Trump’s Russia Connection
Greenwald mixes up, confuses and misrepresents issue after issue. He pretends that there is nothing there as far as the attacks on Trump for his Russia connections. As this blog site has documented in a number of articles, Trump is inextricably linked to Russian capitalists, and given his entire orientation, it is impossible to imagine that this does not have a powerful influence on his policies. The problem for his capitalist critics, which Greenwald entirely misses, is that Trump is sacrificing the global interests of US capitalism for his own personal financial interests.
Greenwald writes about the “wimp” factor and Trump wanting to prove he’s strong as if this were a personal matter. It has nothing to do with that. To the extent that Trump represents the mainstream of US capitalism rather than his own personal interests, he and his advisors understand that this bombing is part of a general change in US strategy and they want opponents of US imperialism – especially the North Korean government – to understand that.
Then Greenwald goes on to correctly criyicize the US media. Because he doesn’t understand the class nature of society, he calls the US media “state media.” No, just like the state itself, it is an organ of the capitalist class, and that class almost always bands together whenever its state – its government – goes to war. Interestingly, he also says that the criticisms of RT — which IS actually state run – is “hysteria.”
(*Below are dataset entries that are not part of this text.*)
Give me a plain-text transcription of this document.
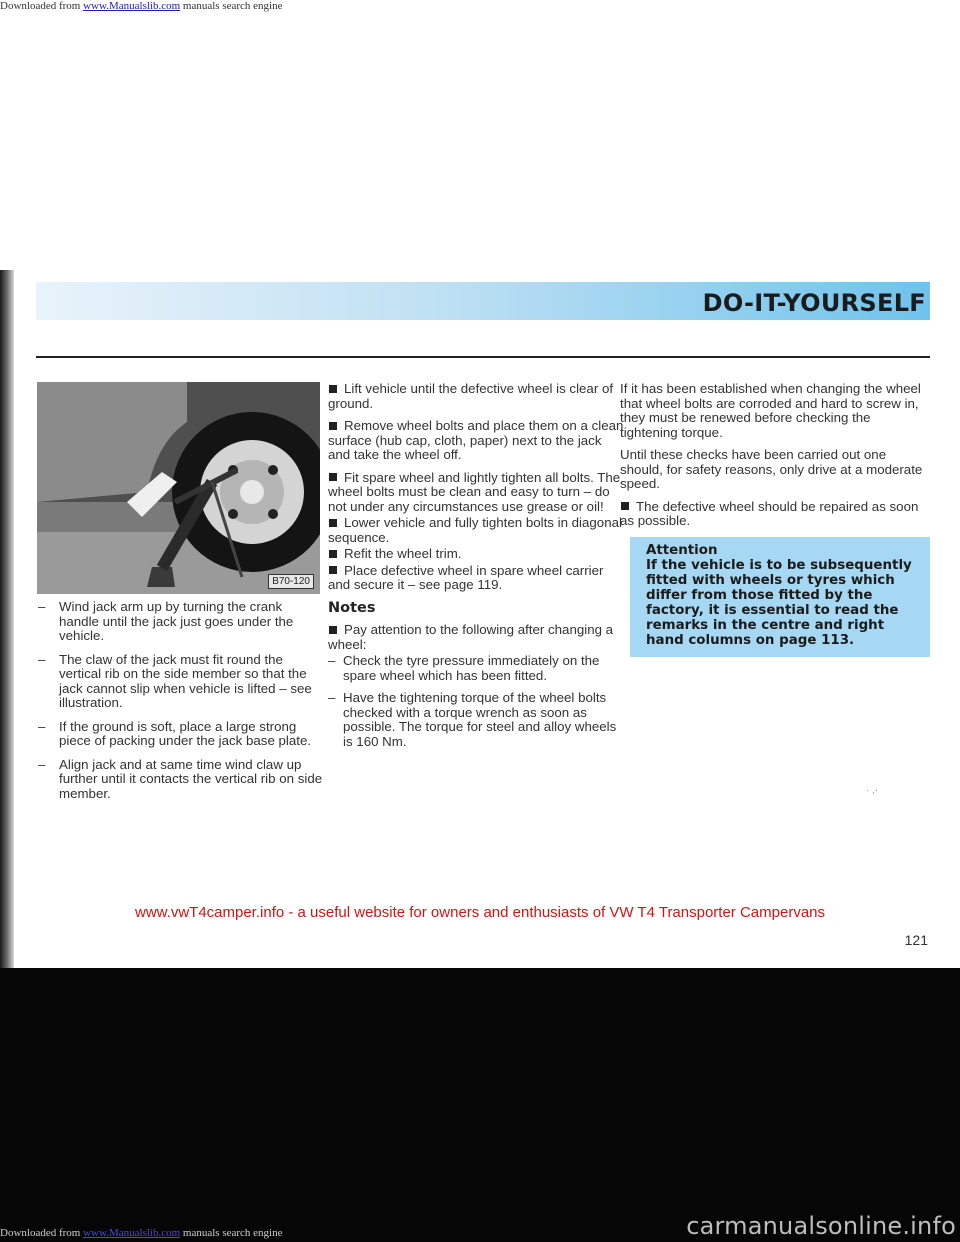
Downloaded from www.Manualslib.com manuals search engine
DO-IT-YOURSELF
B70-120
– Wind jack arm up by turning the crank handle until the jack just goes under the vehicle.
– The claw of the jack must fit round the vertical rib on the side member so that the jack cannot slip when vehicle is lifted – see illustration.
– If the ground is soft, place a large strong piece of packing under the jack base plate.
– Align jack and at same time wind claw up further until it contacts the vertical rib on side member.

Lift vehicle until the defective wheel is clear of ground.

Remove wheel bolts and place them on a clean surface (hub cap, cloth, paper) next to the jack and take the wheel off.

Fit spare wheel and lightly tighten all bolts. The wheel bolts must be clean and easy to turn – do not under any circumstances use grease or oil!

Lower vehicle and fully tighten bolts in diagonal sequence.

Refit the wheel trim.

Place defective wheel in spare wheel carrier and secure it – see page 119.

Notes

Pay attention to the following after changing a wheel:

– Check the tyre pressure immediately on the spare wheel which has been fitted.
– Have the tightening torque of the wheel bolts checked with a torque wrench as soon as possible. The torque for steel and alloy wheels is 160 Nm.

If it has been established when changing the wheel that wheel bolts are corroded and hard to screw in, they must be renewed before checking the tightening torque.

Until these checks have been carried out one should, for safety reasons, only drive at a moderate speed.

The defective wheel should be repaired as soon as possible.

Attention
If the vehicle is to be subsequently fitted with wheels or tyres which differ from those fitted by the factory, it is essential to read the remarks in the centre and right hand columns on page 113.
· ,·
www.vwT4camper.info - a useful website for owners and enthusiasts of VW T4 Transporter Campervans
121
Downloaded from www.Manualslib.com manuals search engine	carmanualsonline.info
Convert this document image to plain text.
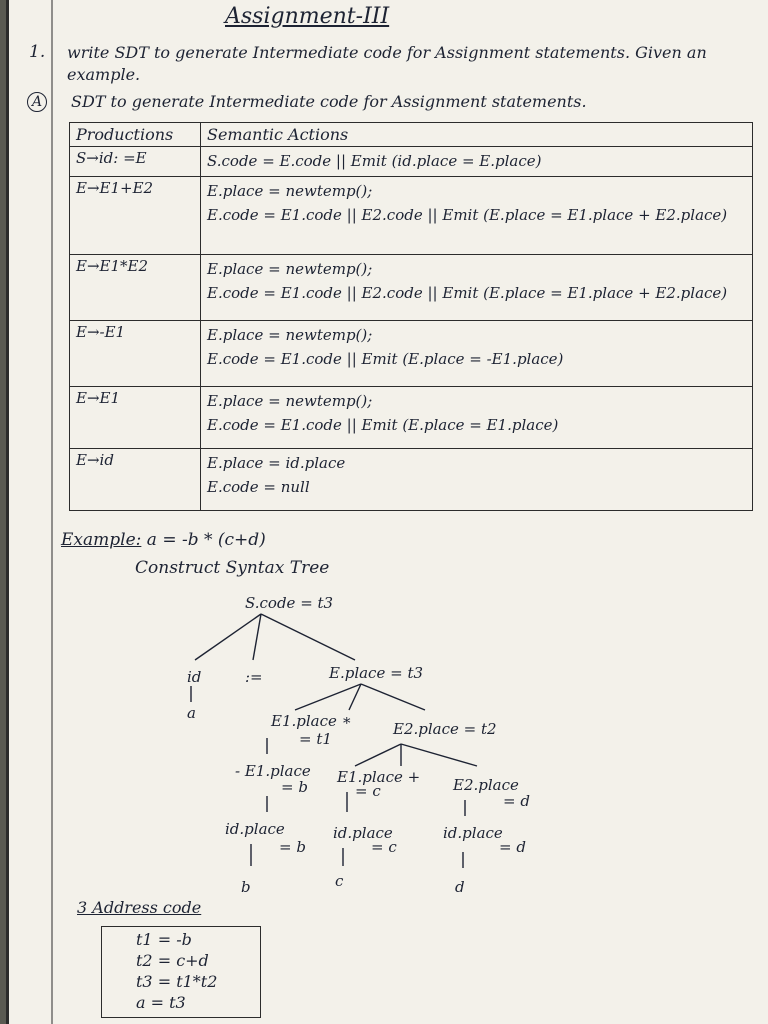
Assignment-III
1. write SDT to generate Intermediate code for Assignment statements. Given an example.
A	SDT to generate Intermediate code for Assignment statements.
Productions	Semantic Actions
S→id: =E	S.code = E.code || Emit (id.place = E.place)

E→E1+E2	E.place = newtemp();
E.code = E1.code || E2.code || Emit (E.place = E1.place + E2.place)

E→E1*E2	E.place = newtemp();
E.code = E1.code || E2.code || Emit (E.place = E1.place + E2.place)

E→-E1	E.place = newtemp();
E.code = E1.code || Emit (E.place = -E1.place)

E→E1	E.place = newtemp();
E.code = E1.code || Emit (E.place = E1.place)

E→id	E.place = id.place
E.code = null
Example: a = -b * (c+d)
Construct Syntax Tree
S.code = t3
id	:=
a
E.place = t3
E1.place
= t1
*	E2.place = t2
- E1.place
= b
E1.place +
= c	E2.place
= d
id.place
= b
id.place
= c
id.place
= d
b	c	d
3 Address code
t1 = -b
t2 = c+d
t3 = t1*t2
a = t3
And that really gets to the heart of the matter. On issue after issue, Greenwald completely misses the class conflict, the clash of interests between workers and employers, between the working class and the owners of capital – the capitalist class. As a result, while he correctly condemns Trump’s most recent attack on Syria, he misses the main reason it should be opposed: Because as a member of and representative of the capitalist class, Trump cannot and will not do anything to empower his real enemy: The Syrian working class and their sisters and brothers the world over, including here in the US.